This year, the Supreme Court issued a landmark decision supporting free political speech by overturning some of Congress’s more intrusive limits on election spending.

Justice Anthony Kennedy wrote the 5-4 majority opinion in Citizens United vs. Federal Election Commission, which considered whether the government could ban a 90-minute documentary called “Hillary: the Movie” that was set to run on cable channels during the 2008 presidential campaign. Because it was funded by an incorporated group and was critical of then-Sen. Hillary Clinton, the film became a target of campaign-finance limits.

A 2002 campaign-finance law known as McCain-Feingold banned corporations and unions from “electioneering communications” within 30 days of a primary or 60 days of a general election. In their recent ruling, the justices rejected that limit on corporate spending as unconstitutional. Corporations, they ruled, are entitled to the same right that individuals have to spend money on political speech for or against a candidate.

Justice Kennedy emphasized that laws designed to control money in politics often bleed into censorship, and that this violates core First Amendment principles. “Because speech is an essential mechanism of democracy—it is the means to hold officials accountable to the people—political speech must prevail against laws that would suppress it,” he wrote. The ban on corporate expenditures had a “substantial, nationwide chilling effect” on political speech, he added.

The Court’s opinion is especially effective in dismantling McCain-Feingold’s arbitrary exemption for media corporations, under which a corporation that owns a newspaper—News Corp. or the New York Times—retains its First Amendment right to speak freely. “At the same time, some other corporation, with an identical business interest but no media outlet in its ownership structure, would be forbidden to speak or inform the public about the same issue,” wrote Justice Kennedy. “This differential treatment cannot be squared with the First Amendment.”
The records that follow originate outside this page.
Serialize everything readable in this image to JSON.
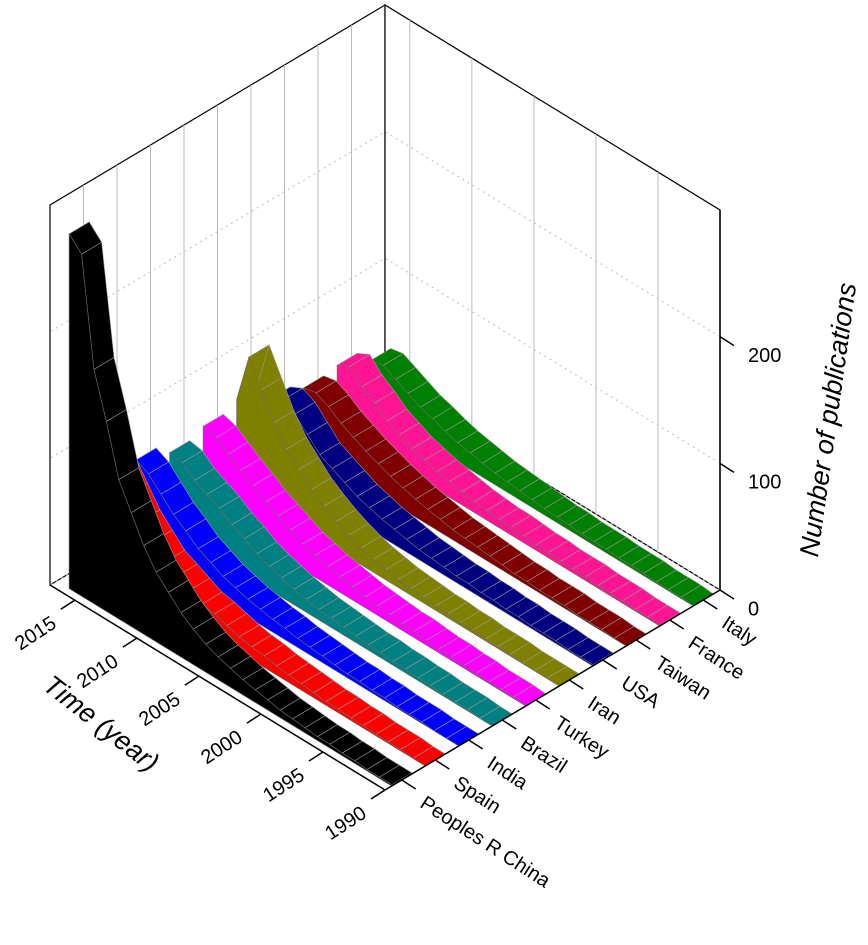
{
  "chart_data": {
    "type": "waterfall3d",
    "xlabel": "Time (year)",
    "zlabel": "Number of publications",
    "x": [
      1990,
      1991,
      1992,
      1993,
      1994,
      1995,
      1996,
      1997,
      1998,
      1999,
      2000,
      2001,
      2002,
      2003,
      2004,
      2005,
      2006,
      2007,
      2008,
      2009,
      2010,
      2011,
      2012,
      2013,
      2014,
      2015,
      2016
    ],
    "xlim": [
      1990,
      2017
    ],
    "xticks": [
      1990,
      1995,
      2000,
      2005,
      2010,
      2015
    ],
    "zlim": [
      0,
      300
    ],
    "zticks": [
      0,
      100,
      200
    ],
    "grid": true,
    "series": [
      {
        "name": "Peoples R China",
        "color": "#000000",
        "values": [
          1,
          1,
          1,
          2,
          2,
          3,
          3,
          4,
          5,
          6,
          8,
          10,
          12,
          15,
          18,
          22,
          28,
          35,
          45,
          55,
          70,
          90,
          110,
          150,
          185,
          270,
          280
        ]
      },
      {
        "name": "Spain",
        "color": "#ff0000",
        "values": [
          0,
          0,
          1,
          1,
          1,
          2,
          2,
          3,
          3,
          4,
          5,
          6,
          7,
          9,
          10,
          12,
          15,
          18,
          20,
          25,
          30,
          35,
          45,
          55,
          70,
          85,
          75
        ]
      },
      {
        "name": "India",
        "color": "#0000ff",
        "values": [
          0,
          0,
          0,
          1,
          1,
          1,
          2,
          2,
          3,
          3,
          4,
          5,
          6,
          7,
          9,
          10,
          12,
          14,
          17,
          20,
          25,
          30,
          38,
          45,
          55,
          65,
          70
        ]
      },
      {
        "name": "Brazil",
        "color": "#008080",
        "values": [
          0,
          0,
          1,
          1,
          1,
          2,
          2,
          3,
          3,
          4,
          4,
          5,
          6,
          7,
          8,
          10,
          12,
          15,
          18,
          22,
          28,
          33,
          40,
          45,
          50,
          58,
          60
        ]
      },
      {
        "name": "Turkey",
        "color": "#ff00ff",
        "values": [
          0,
          1,
          1,
          1,
          2,
          2,
          3,
          3,
          4,
          5,
          5,
          6,
          7,
          8,
          10,
          12,
          14,
          17,
          20,
          25,
          30,
          35,
          42,
          48,
          55,
          62,
          65
        ]
      },
      {
        "name": "Iran",
        "color": "#808000",
        "values": [
          0,
          0,
          0,
          0,
          1,
          1,
          1,
          2,
          2,
          3,
          3,
          4,
          5,
          6,
          8,
          10,
          13,
          17,
          22,
          28,
          35,
          45,
          55,
          70,
          90,
          110,
          70
        ]
      },
      {
        "name": "USA",
        "color": "#000080",
        "values": [
          1,
          1,
          1,
          2,
          2,
          2,
          3,
          3,
          4,
          4,
          5,
          5,
          6,
          7,
          8,
          10,
          12,
          14,
          17,
          20,
          25,
          30,
          35,
          45,
          55,
          60,
          55
        ]
      },
      {
        "name": "Taiwan",
        "color": "#800000",
        "values": [
          0,
          0,
          1,
          1,
          1,
          2,
          2,
          2,
          3,
          3,
          4,
          5,
          6,
          7,
          8,
          10,
          12,
          14,
          17,
          20,
          24,
          28,
          33,
          38,
          45,
          50,
          48
        ]
      },
      {
        "name": "France",
        "color": "#ff1493",
        "values": [
          1,
          1,
          1,
          2,
          2,
          2,
          3,
          3,
          3,
          4,
          4,
          5,
          6,
          6,
          7,
          8,
          10,
          12,
          14,
          17,
          20,
          25,
          30,
          38,
          45,
          55,
          50
        ]
      },
      {
        "name": "Italy",
        "color": "#008000",
        "values": [
          0,
          1,
          1,
          1,
          2,
          2,
          2,
          3,
          3,
          3,
          4,
          4,
          5,
          6,
          7,
          8,
          9,
          11,
          13,
          15,
          18,
          22,
          25,
          30,
          35,
          40,
          38
        ]
      }
    ]
  }
}
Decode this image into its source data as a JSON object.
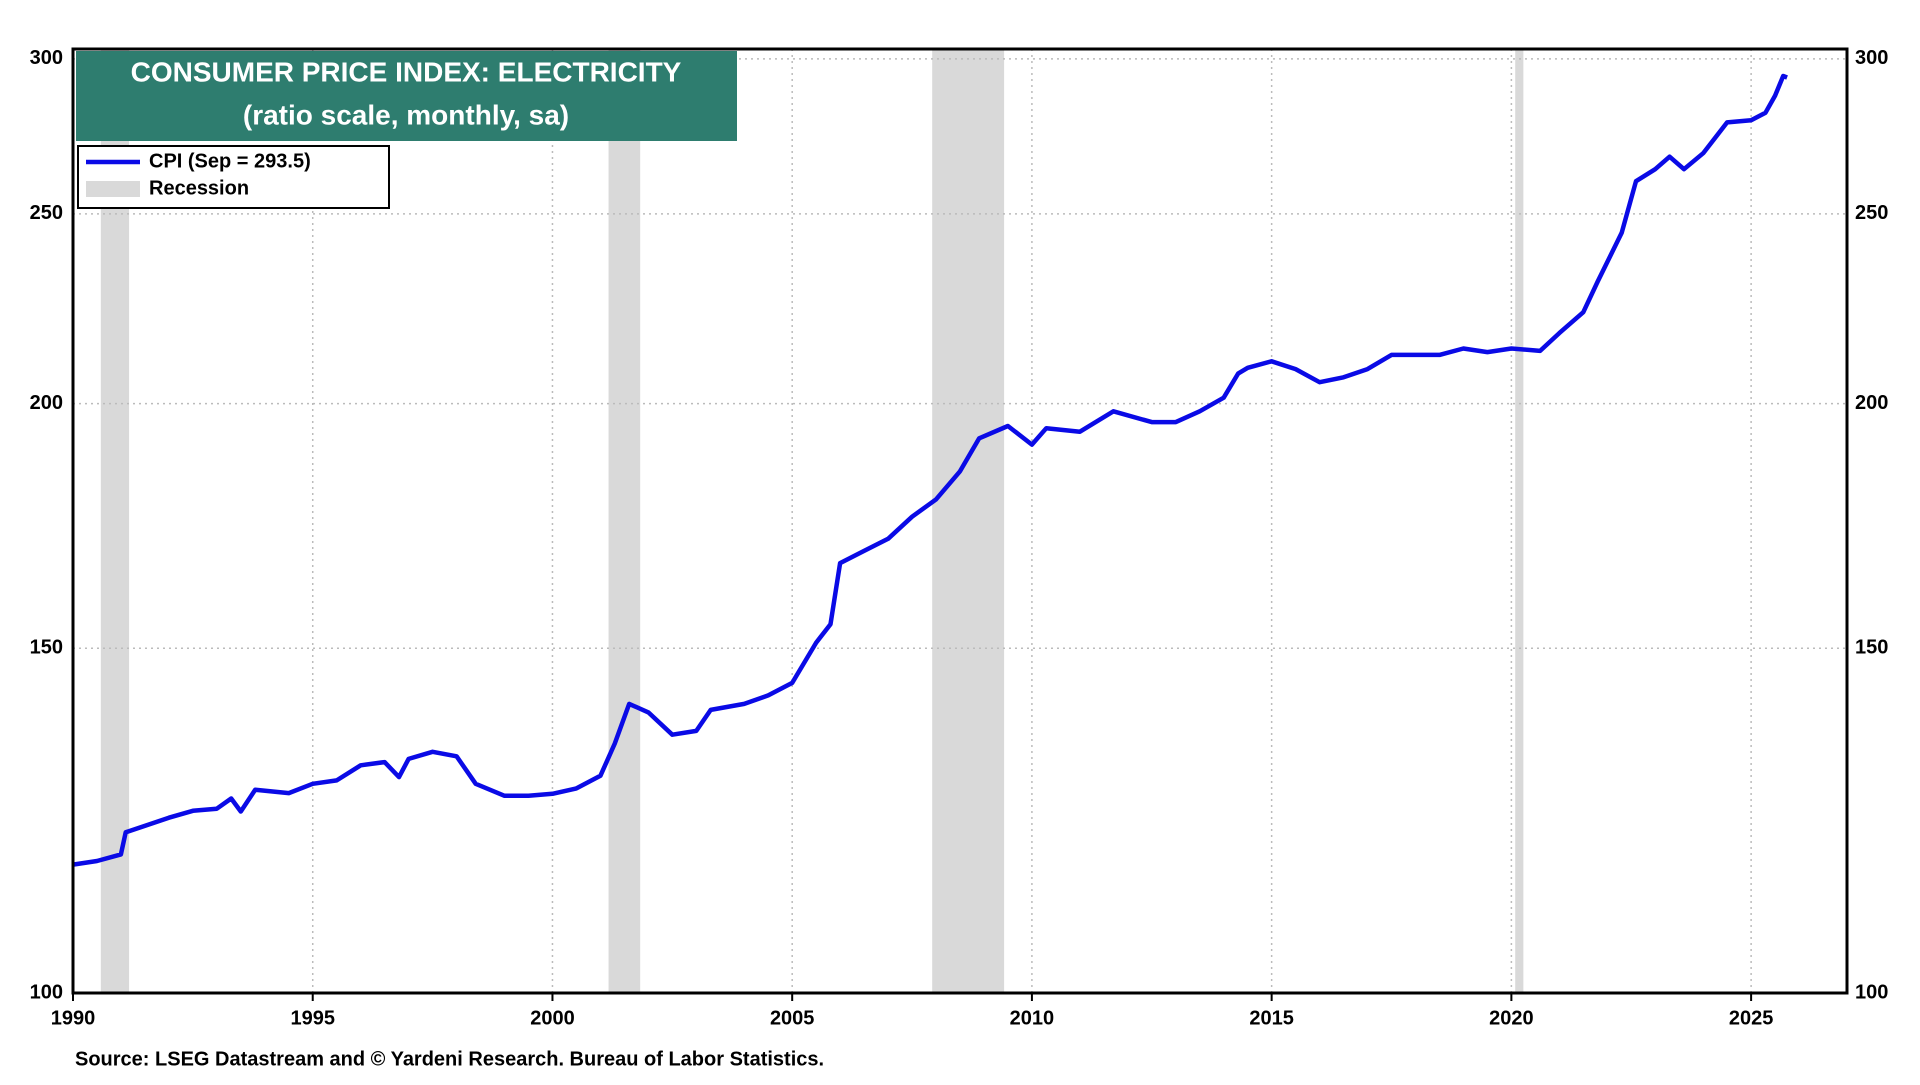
{
  "chart_data": {
    "type": "line",
    "title": "CONSUMER PRICE INDEX: ELECTRICITY",
    "subtitle": "(ratio scale, monthly, sa)",
    "source": "Source: LSEG Datastream and © Yardeni Research. Bureau of Labor Statistics.",
    "yscale": "log",
    "grid": true,
    "legend": "upper left",
    "xlim": [
      1990,
      2027
    ],
    "xticks": [
      1990,
      1995,
      2000,
      2005,
      2010,
      2015,
      2020,
      2025
    ],
    "ylim": [
      100,
      303.5
    ],
    "yticks": [
      100,
      150,
      200,
      250,
      300
    ],
    "recession_label": "Recession",
    "recession_color": "#d9d9d9",
    "recessions": [
      [
        1990.58,
        1991.17
      ],
      [
        2001.17,
        2001.83
      ],
      [
        2007.92,
        2009.42
      ],
      [
        2020.08,
        2020.25
      ]
    ],
    "x": [
      1990.0,
      1990.5,
      1991.0,
      1991.1,
      1992.0,
      1992.5,
      1993.0,
      1993.3,
      1993.5,
      1993.8,
      1994.5,
      1995.0,
      1995.5,
      1996.0,
      1996.5,
      1996.8,
      1997.0,
      1997.5,
      1998.0,
      1998.4,
      1999.0,
      1999.5,
      2000.0,
      2000.5,
      2001.0,
      2001.3,
      2001.6,
      2002.0,
      2002.5,
      2003.0,
      2003.3,
      2004.0,
      2004.5,
      2005.0,
      2005.5,
      2005.8,
      2006.0,
      2006.5,
      2007.0,
      2007.5,
      2008.0,
      2008.5,
      2008.9,
      2009.5,
      2010.0,
      2010.3,
      2011.0,
      2011.7,
      2012.5,
      2013.0,
      2013.5,
      2014.0,
      2014.3,
      2014.5,
      2015.0,
      2015.5,
      2016.0,
      2016.5,
      2017.0,
      2017.5,
      2018.5,
      2019.0,
      2019.5,
      2020.0,
      2020.6,
      2021.0,
      2021.5,
      2021.8,
      2022.3,
      2022.6,
      2023.0,
      2023.3,
      2023.6,
      2024.0,
      2024.5,
      2025.0,
      2025.3,
      2025.5,
      2025.67,
      2025.75
    ],
    "series": [
      {
        "name": "CPI (Sep = 293.5)",
        "color": "#0a0ae6",
        "values": [
          116.3,
          116.8,
          117.7,
          120.8,
          122.9,
          123.9,
          124.2,
          125.7,
          123.8,
          127.0,
          126.5,
          127.9,
          128.4,
          130.7,
          131.2,
          128.9,
          131.7,
          132.8,
          132.1,
          127.9,
          126.1,
          126.1,
          126.4,
          127.2,
          129.1,
          134.1,
          140.5,
          139.1,
          135.5,
          136.1,
          139.5,
          140.5,
          141.9,
          144.0,
          151.0,
          154.3,
          165.8,
          168.2,
          170.6,
          175.1,
          178.7,
          184.7,
          192.0,
          194.8,
          190.6,
          194.3,
          193.5,
          198.2,
          195.7,
          195.7,
          198.2,
          201.4,
          207.2,
          208.6,
          210.2,
          208.3,
          205.1,
          206.3,
          208.3,
          211.8,
          211.8,
          213.4,
          212.5,
          213.4,
          212.8,
          217.3,
          222.7,
          230.9,
          244.5,
          259.8,
          263.5,
          267.4,
          263.5,
          268.5,
          278.4,
          279.1,
          281.6,
          287.3,
          294.0,
          293.5
        ]
      }
    ]
  }
}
President Obama was especially un-presidential in calling the decision “a major victory for big oil, Wall Street banks, health insurance companies” and other “special interests.” Mr. Obama didn’t mention his labor-union friends as one of those interests, but their political spending will also be protected by the logic
of this ruling. The reality is that free speech is no one’s
“special” interest.

Perhaps one day the Court will go even further and overturn Buckley vs. Valeo, the 1976 decision that first tolerated limits on campaign spending. A sensible step now would be for Congress to remove all campaign-finance limits, subject only to immediate disclosure of all spending on the Internet.